Kılıç, Kars, Erzurum, Erzincan, Ardahan, Iğdır ve Ağrı illerinin ziraat odası başkanları ve yönetim kurulu üyeleri ile Meclis'te bir araya geldi.
Oda başkanlarından çiftçilerin sorunlarını dinleyen Kılıç, çözüm önerilerine yönelik bir değerlendirmede bulundu.
Geçmişte iyi niyetle çıkarılmış olsa da şu an çiftçiyi zorlayan, sıkıntıya sokan hukuki düzenlemelerin olabileceğini, bunların değiştirilmesi gereken içeriklerinin bulunabileceğini belirten Kılıç, "Bizim açımızdan sizin şöyle bir öneminiz var; sahada her sıkıntıyı dinlemek zor bir iş. 3 milyonun üzerindeki işletmeden tek tek sıkıntıları dinlemek, mantıklı sonuçlar üretmek zor. Sizlerin aracılığıyla derlenmiş, toparlanmış bilgiler bunlar. Bu nedenle çok kıymetli bilgiler." diye konuştu.
Kılıç, AK Parti hükümetleri döneminde destek, teşvik ve katkıların en üst seviyede gösterilmeye çalışıldığını dile getirerek, şunları kaydetti:
"Bütün hükümetlerin amacı üretmek, ürettirmek, en önemlisi de üreteni mutlu etmektir. Üretenin mutlu olmadığı bir yerde üretim sürdürülebilir olmaz. Böyle olunca da mutsuz bir üretici fırsatını bulduğu ilk anda o üretim alanlarını terk eder. Bizim gayemiz ülkemizin refahı yükselirken, dünyadaki standartlarını artırırken bunu üretene de yansıtmak. 'Burada 50 yıl, 100 yıl hayatımı sürdürebilirim' desin. Bunu dedirtemiyorsak problemler var demektir. Komisyon olarak bizler sizden gelen talepleri ilgili bakanlıklara ileterek çözüm aranmasına vesile oluyoruz."

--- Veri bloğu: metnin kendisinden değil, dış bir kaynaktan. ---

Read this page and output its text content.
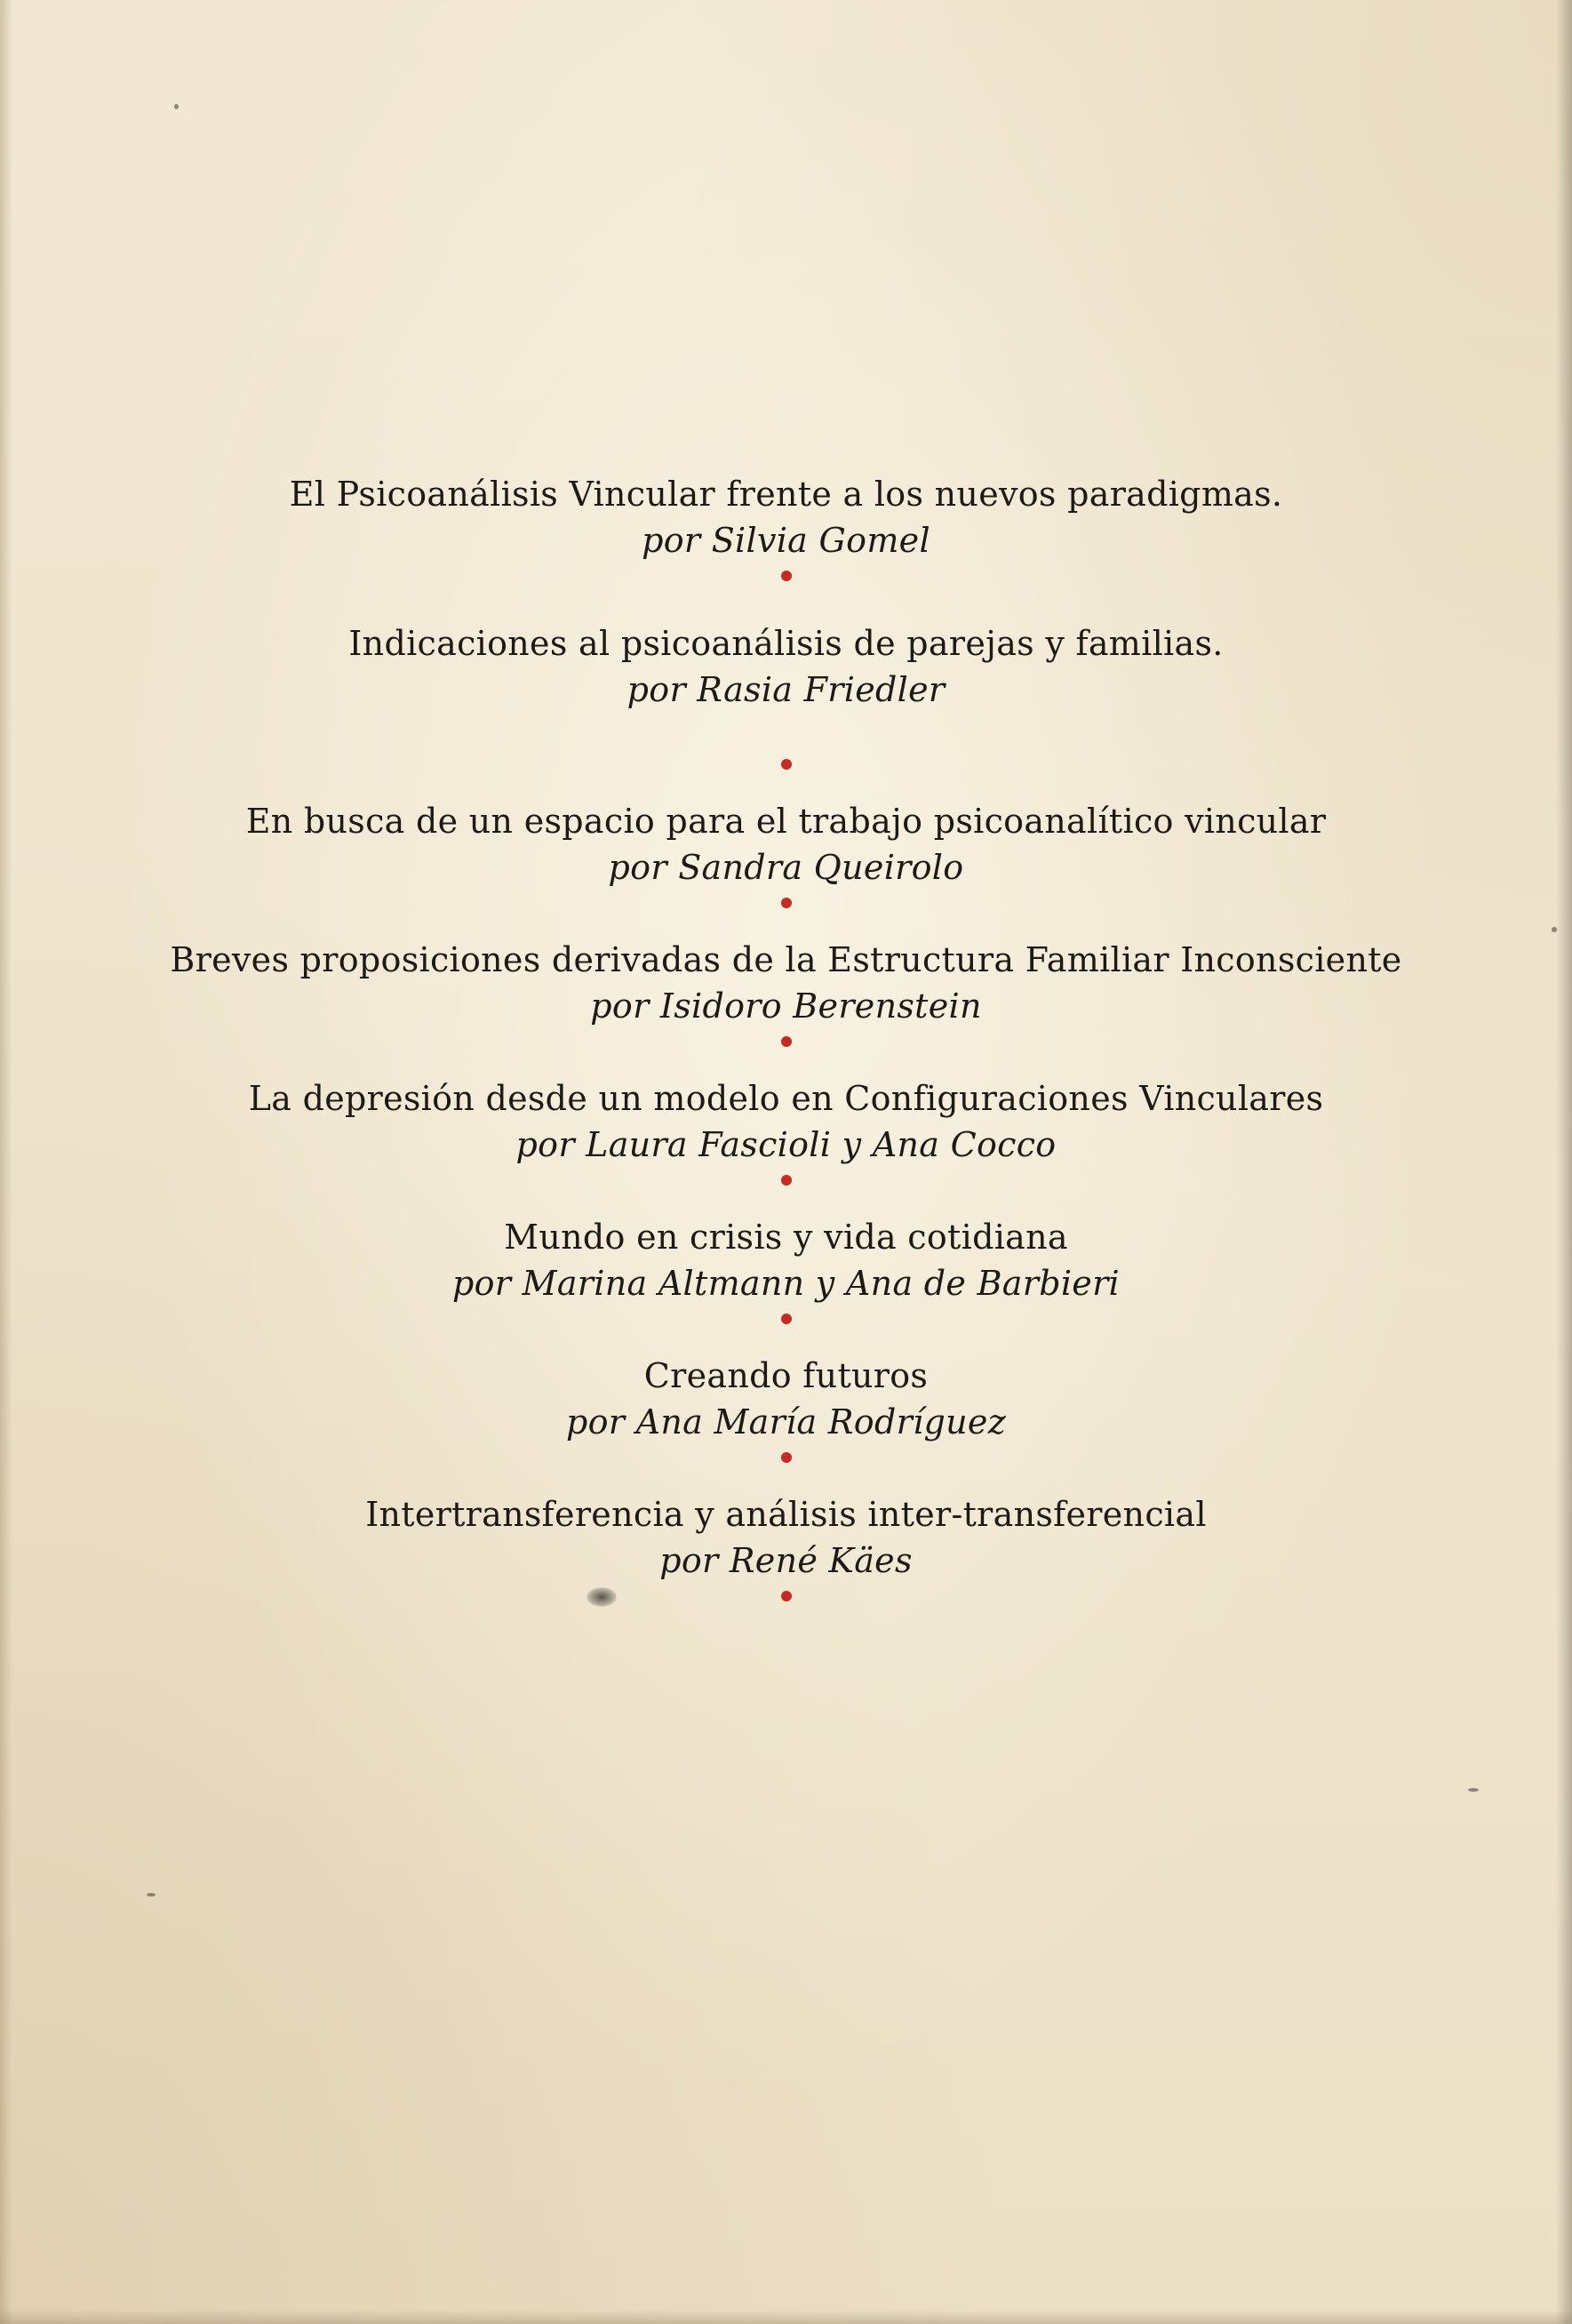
El Psicoanálisis Vincular frente a los nuevos paradigmas.
por Silvia Gomel
Indicaciones al psicoanálisis de parejas y familias.
por Rasia Friedler
En busca de un espacio para el trabajo psicoanalítico vincular
por Sandra Queirolo
Breves proposiciones derivadas de la Estructura Familiar Inconsciente
por Isidoro Berenstein
La depresión desde un modelo en Configuraciones Vinculares
por Laura Fascioli y Ana Cocco
Mundo en crisis y vida cotidiana
por Marina Altmann y Ana de Barbieri
Creando futuros
por Ana María Rodríguez
Intertransferencia y análisis inter-transferencial
por René Käes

Türkiye Ziraat Odaları Birliği Yönetim Kurulu üyesi ve Kars Ziraat Odası Başkanı Adem Ertaş da bölgede ağırlıklı geçim kaynağının çiftçilik olduğunu, batı illeri ile kıyaslandığında bölgenin dezavantajlarının bulunduğunu söyledi.
Özellikle batı illerinde üretici iki-üç kez mahsul hasadı yaparken, doğu illerinde tek mahsulle sınırlı kaldığını belirten Ertaş, şunları kaydetti:
"Bölge yoğunlukla hayvancılık yaptığı için yapılan tarımsal üretim kaba yem ve kesif yem olarak gerçekleşmektedir. Bundan da bir gelir elde edilememektedir. Çiftçilerimiz kredilerle ayakta kalabilmeye çalışıyor. Özellikle kamu bankaları çiftçi ile arasına set çekmiş durumda. Beklentimiz, kredilerin faizsiz olarak yeniden yapılandırılmasıdır. Üreten olarak bir şey kazanamazken aldığımız kredinin yüzde 40'ını faize veriyoruz. Çiftçi bu durumda ne kazanabilir ne de üretebilir. Tarımda girdi yükünün hafifletilmesi gerekiyor.1994-1995 yılları arasında çiftçiye yönelik bir yapılandırma gerçekleştirilmişti. Krediler faizsiz olarak yapılandırılmıştı ve çiftçi bugüne gelebilmişse o dönem gerçekleştirilen yapılandırma sayesindedir."
Ertaş, ayrıca elektrik maliyetlerinin düşürülmesi, destekleme fiyatlarının artırılması, yulaf desteğinin yeniden getirilmesi, kamu bankalarının yeniden çiftçiye yönelik kredi sağlaması, küçükbaş hayvanlara yönelik desteklemenin hayata geçirilmesi gibi taleplerinin dikkate alınmasını istediklerini sözlerine ekledi.